Two of his other books, C (2010) and Satin Island (2015) were shortlisted for the Book/Man Book Prize.
Betrayal: An affair. A literary agent, his wife, and a writer. The first scene we see is the final parting of the lovers, everything at an end; the last one we see is the instant they first lock eyes at a Christmas party—they know nothing about what’s ahead of them, but we do. The poignancy is staggering. Is it a gimmick? Not if it works.

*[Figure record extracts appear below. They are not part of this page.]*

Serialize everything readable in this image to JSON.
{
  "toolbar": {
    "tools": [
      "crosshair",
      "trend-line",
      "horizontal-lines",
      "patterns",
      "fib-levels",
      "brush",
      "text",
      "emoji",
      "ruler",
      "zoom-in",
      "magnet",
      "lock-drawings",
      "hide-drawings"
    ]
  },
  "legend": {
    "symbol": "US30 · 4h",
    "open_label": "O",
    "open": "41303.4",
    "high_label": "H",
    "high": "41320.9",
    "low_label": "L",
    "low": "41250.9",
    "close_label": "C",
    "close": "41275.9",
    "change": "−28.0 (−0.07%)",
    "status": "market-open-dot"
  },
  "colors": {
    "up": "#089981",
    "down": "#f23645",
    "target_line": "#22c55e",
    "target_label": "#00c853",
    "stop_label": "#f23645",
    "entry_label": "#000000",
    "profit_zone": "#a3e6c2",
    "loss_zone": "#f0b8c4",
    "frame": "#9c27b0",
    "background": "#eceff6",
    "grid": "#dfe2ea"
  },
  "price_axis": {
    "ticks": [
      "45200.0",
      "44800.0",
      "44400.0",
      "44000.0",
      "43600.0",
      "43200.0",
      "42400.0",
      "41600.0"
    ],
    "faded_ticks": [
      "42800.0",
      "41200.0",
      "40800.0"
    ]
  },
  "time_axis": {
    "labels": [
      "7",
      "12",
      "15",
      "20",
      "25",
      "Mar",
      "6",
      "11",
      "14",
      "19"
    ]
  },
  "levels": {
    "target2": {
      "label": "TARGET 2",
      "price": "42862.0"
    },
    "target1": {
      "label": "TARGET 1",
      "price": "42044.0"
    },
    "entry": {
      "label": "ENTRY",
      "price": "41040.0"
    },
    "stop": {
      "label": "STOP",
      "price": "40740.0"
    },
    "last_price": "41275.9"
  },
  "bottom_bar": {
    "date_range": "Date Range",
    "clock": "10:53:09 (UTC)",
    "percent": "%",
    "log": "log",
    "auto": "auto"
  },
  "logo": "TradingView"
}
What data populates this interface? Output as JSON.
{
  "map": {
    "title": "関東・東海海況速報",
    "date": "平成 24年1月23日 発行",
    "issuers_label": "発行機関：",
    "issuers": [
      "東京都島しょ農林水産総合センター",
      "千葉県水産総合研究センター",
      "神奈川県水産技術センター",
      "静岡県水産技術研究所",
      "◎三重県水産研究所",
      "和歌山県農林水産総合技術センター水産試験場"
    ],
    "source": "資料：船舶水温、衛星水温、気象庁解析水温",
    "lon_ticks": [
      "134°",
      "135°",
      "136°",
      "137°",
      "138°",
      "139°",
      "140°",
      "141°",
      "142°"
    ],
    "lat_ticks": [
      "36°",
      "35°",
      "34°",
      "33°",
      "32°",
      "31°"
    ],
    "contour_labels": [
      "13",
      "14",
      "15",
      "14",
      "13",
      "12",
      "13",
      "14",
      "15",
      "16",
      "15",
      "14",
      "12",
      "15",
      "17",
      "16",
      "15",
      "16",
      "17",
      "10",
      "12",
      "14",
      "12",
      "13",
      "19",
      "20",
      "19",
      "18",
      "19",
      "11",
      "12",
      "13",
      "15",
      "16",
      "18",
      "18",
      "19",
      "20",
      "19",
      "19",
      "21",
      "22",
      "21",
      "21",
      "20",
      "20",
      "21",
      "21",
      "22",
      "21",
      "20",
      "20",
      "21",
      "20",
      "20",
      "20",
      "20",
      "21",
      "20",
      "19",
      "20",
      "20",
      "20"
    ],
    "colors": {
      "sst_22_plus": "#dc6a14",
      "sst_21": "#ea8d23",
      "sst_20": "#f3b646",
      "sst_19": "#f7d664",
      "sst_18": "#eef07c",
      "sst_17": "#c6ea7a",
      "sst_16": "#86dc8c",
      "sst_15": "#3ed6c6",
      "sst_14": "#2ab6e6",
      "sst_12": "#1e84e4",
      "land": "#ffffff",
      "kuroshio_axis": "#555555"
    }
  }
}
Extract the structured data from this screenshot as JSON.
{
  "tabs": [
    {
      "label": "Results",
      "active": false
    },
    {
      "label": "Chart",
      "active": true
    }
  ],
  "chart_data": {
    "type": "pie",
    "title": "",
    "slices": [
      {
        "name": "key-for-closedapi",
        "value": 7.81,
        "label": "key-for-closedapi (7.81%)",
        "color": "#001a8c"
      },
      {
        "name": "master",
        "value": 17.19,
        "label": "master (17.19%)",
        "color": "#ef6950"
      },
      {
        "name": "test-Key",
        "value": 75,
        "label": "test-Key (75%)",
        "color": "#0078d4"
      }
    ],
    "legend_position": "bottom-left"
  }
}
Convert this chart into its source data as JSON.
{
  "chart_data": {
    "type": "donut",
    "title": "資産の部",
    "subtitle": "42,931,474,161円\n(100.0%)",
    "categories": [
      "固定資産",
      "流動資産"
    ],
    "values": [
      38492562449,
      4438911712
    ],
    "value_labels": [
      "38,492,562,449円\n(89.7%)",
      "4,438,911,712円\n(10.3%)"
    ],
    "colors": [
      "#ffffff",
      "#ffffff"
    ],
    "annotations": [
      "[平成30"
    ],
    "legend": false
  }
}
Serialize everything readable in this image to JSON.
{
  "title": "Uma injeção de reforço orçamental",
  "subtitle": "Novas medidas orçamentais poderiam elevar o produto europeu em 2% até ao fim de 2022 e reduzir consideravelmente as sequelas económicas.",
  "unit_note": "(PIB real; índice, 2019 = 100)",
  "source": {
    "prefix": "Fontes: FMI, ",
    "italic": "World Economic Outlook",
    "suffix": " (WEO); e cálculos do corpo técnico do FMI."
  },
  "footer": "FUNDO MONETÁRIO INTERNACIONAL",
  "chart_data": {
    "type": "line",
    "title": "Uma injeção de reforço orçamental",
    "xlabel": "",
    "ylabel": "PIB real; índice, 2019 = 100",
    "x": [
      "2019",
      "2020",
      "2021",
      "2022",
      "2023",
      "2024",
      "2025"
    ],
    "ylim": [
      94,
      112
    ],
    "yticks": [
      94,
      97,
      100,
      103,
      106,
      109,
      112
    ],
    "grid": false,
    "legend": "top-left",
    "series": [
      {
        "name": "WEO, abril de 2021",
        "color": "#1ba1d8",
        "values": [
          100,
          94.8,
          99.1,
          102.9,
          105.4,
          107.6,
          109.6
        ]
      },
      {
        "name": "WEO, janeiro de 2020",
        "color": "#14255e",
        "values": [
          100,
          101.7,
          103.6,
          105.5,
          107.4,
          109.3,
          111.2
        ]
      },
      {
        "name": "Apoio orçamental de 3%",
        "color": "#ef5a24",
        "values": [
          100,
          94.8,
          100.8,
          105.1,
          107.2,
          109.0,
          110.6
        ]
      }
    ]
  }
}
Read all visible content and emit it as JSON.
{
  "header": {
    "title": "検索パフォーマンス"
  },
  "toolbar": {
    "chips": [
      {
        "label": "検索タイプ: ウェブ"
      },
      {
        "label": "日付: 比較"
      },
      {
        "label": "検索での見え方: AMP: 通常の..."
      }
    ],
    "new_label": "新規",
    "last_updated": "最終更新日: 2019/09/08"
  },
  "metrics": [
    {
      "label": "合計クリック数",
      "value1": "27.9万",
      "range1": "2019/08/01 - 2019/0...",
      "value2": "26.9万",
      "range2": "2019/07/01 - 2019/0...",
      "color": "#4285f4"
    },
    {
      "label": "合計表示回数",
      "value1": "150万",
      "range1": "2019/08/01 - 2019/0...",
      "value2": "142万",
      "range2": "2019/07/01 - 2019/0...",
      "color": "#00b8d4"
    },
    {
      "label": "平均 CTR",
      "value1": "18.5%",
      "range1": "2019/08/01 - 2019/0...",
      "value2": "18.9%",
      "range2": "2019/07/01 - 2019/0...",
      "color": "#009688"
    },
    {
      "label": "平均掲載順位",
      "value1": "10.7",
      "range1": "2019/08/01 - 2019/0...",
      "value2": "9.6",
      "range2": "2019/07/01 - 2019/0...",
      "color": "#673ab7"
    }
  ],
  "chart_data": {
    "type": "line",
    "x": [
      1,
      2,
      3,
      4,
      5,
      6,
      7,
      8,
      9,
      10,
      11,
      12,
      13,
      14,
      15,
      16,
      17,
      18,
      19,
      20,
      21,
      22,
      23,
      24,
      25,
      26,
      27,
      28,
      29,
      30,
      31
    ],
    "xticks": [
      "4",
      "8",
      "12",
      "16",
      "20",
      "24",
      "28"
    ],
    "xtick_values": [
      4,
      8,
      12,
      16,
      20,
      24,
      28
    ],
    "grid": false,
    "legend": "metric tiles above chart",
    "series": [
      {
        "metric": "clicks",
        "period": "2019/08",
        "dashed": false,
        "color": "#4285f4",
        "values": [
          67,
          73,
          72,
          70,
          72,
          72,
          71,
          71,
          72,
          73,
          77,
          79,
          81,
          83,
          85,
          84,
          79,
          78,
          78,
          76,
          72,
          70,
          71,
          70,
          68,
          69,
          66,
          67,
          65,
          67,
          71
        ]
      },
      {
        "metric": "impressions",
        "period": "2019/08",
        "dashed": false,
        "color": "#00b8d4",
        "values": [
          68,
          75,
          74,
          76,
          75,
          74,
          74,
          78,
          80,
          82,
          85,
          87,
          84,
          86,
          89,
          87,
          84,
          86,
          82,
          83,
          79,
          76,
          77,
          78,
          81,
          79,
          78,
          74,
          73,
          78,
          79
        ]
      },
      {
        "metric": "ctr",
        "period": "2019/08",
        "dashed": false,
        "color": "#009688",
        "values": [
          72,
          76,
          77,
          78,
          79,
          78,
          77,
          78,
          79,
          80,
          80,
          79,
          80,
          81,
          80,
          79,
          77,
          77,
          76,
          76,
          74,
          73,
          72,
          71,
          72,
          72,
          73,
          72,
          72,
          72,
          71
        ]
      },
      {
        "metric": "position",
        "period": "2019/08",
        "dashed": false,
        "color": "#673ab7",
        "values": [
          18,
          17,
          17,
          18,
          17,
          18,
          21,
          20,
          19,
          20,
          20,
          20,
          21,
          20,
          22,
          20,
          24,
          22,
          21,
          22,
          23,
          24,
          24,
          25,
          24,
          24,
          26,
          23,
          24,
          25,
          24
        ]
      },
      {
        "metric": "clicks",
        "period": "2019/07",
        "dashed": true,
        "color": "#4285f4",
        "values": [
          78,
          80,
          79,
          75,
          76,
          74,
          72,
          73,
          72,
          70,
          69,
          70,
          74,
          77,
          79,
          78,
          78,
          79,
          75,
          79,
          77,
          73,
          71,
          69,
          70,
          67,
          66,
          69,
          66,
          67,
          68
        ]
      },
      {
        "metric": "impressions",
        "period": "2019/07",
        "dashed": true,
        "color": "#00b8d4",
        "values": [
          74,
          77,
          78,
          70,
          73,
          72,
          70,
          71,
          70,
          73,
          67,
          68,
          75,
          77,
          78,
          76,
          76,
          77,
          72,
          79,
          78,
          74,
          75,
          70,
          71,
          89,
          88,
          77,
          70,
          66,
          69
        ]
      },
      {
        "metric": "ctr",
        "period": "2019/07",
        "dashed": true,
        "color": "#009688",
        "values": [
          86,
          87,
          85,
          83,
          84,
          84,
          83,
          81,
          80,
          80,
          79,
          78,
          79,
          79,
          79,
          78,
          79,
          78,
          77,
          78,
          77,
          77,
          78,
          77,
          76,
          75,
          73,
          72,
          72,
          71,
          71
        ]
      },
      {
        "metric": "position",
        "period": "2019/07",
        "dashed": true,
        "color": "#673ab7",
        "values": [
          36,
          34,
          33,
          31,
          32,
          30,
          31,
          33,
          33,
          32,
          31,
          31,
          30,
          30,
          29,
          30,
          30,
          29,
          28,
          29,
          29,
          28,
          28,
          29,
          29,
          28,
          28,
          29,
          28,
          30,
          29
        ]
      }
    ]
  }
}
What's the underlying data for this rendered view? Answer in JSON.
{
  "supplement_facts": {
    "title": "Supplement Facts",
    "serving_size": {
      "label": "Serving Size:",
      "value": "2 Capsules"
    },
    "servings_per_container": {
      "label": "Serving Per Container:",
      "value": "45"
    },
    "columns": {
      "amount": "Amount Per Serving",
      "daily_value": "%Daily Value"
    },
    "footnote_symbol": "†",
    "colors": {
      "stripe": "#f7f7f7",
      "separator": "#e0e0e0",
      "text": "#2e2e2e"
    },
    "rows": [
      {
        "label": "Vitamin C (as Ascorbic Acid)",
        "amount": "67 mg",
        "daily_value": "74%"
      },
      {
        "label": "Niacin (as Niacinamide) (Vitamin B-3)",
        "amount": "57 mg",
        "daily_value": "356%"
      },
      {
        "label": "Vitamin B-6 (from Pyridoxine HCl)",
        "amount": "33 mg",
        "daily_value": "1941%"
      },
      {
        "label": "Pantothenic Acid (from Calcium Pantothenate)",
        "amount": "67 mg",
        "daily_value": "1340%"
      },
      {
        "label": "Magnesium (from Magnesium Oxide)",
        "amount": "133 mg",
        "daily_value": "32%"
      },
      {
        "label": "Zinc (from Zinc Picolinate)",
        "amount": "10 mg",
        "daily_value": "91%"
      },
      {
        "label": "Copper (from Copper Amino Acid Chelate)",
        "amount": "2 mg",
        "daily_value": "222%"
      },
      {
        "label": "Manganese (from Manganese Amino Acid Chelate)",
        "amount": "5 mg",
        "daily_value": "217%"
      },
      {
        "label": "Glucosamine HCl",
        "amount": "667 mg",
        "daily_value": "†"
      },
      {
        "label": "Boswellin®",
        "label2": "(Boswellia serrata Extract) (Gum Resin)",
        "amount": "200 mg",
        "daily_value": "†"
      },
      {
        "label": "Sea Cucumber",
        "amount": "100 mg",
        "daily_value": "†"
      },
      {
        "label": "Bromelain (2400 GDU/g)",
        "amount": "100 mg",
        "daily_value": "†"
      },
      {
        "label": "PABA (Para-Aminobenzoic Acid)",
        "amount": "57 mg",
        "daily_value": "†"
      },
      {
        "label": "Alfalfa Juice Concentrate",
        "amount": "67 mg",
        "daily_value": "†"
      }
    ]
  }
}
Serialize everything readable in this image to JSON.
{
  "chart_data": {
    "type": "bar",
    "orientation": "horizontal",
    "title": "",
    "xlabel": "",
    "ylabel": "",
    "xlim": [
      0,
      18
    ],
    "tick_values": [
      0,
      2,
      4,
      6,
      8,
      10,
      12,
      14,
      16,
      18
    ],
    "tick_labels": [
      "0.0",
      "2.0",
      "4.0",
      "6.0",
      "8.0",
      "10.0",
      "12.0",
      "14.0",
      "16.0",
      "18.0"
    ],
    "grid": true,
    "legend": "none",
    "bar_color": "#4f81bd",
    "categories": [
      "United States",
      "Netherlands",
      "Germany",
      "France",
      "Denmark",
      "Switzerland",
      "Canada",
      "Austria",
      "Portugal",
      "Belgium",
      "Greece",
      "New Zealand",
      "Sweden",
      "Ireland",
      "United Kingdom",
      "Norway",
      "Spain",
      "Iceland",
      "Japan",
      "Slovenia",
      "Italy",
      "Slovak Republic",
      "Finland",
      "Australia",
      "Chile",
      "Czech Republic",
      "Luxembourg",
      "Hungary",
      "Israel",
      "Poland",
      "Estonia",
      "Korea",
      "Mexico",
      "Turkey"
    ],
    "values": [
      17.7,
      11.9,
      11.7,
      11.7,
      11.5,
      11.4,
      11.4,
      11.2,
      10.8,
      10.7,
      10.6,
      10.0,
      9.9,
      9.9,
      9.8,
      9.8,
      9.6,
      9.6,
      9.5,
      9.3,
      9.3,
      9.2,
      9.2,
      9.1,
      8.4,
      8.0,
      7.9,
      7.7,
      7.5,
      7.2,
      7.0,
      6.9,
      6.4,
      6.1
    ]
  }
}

And just now I remembered The Picture of Dorian Gray (1890), which has within it, a reversal of ordinary time flow.
Kim Stanley Robinson: A master of contemporary sci-fi (and more recently, cli-fi) whose expertise extends into the science. I’m a fan of his 2020 novel, The Ministry For the Future—it has a grimly unforgettable opening, but it ultimately a hopeful book (need I say how rare a commodity that is in this genre?).
Wells: Modern readers tend to forget that Wells wrote “straight” novels (many comic) as well including:
The History of Mr. Polly (1910)
Ann Veronica (1909) [a “New Woman” novel]
Tono-Bungay (1909) [sketchy uncle, patent medicine]
Kipps (1905)







The Memory Police
"I promise not to waste your time." You never waste my time, but you do fill my reading list. Just sayin'.